すべての『ONE PIECE』ファンに感動を。「ONE PIECE DAY’23」の舞台裏に迫る!

2023年7月21日と22日の2日間にかけて開催された「ONE PIECE DAY’23」。マンガやアニメ、映画に音楽、ゲーム、グッズといった『ONE PIECE』のあらゆるコンテンツが集結した本イベントについて、その開催経緯から舞台裏、当日の感想などをイベントプロデューサーの花井雄二朗さんをはじめとした4名に伺いました。

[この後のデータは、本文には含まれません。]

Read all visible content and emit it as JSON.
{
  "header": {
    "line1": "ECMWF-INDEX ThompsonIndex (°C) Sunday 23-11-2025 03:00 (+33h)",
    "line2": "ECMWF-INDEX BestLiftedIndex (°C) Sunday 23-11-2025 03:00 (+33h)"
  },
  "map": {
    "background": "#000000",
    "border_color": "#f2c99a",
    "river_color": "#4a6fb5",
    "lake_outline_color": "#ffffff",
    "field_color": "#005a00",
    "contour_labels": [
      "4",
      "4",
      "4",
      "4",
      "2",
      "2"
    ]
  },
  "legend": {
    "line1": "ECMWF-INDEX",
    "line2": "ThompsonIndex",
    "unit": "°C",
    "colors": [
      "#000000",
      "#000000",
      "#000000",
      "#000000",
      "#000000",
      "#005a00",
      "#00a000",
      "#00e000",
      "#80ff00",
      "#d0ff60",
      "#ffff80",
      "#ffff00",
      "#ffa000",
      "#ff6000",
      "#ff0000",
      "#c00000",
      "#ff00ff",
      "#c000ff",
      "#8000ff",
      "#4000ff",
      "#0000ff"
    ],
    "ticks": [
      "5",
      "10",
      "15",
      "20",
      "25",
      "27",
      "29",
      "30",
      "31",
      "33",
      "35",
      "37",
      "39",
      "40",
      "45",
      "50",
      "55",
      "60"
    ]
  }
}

7月22日「ONE PIECEの日」に合わせ、2022年に世界同時配信で開催されたイベント「ONE PIECE DAY」。今年は、7月21日に前夜祭として『ONE PIECE FILM RED』の声出し応援上映会、そして22日には豪華キャスト陣が登壇する「スペシャルステージ」の他、初解禁情報の発表や、ここでしか見られない・体験コンテンツを、リアル(会場:東京ビッグサイト)とYouTube配信で届けました。

ONE PIECE DAY’23ビジュアル

今回、イベントプロデューサーである花井雄二朗さん、スマートフォン向けゲームアプリ『ONE PIECE バウンティラッシュ』(以下、『バウンティラッシュ』)チーフプロデューサーのたなPさん、『ONE PIECEカードゲーム』プロデューサーの後藤晃平さん、そして『ONE PIECE』のフィギュアやグッズなどを担当している阪田典彦さんに、イベントの裏側や当日の様子の感想を伺いました。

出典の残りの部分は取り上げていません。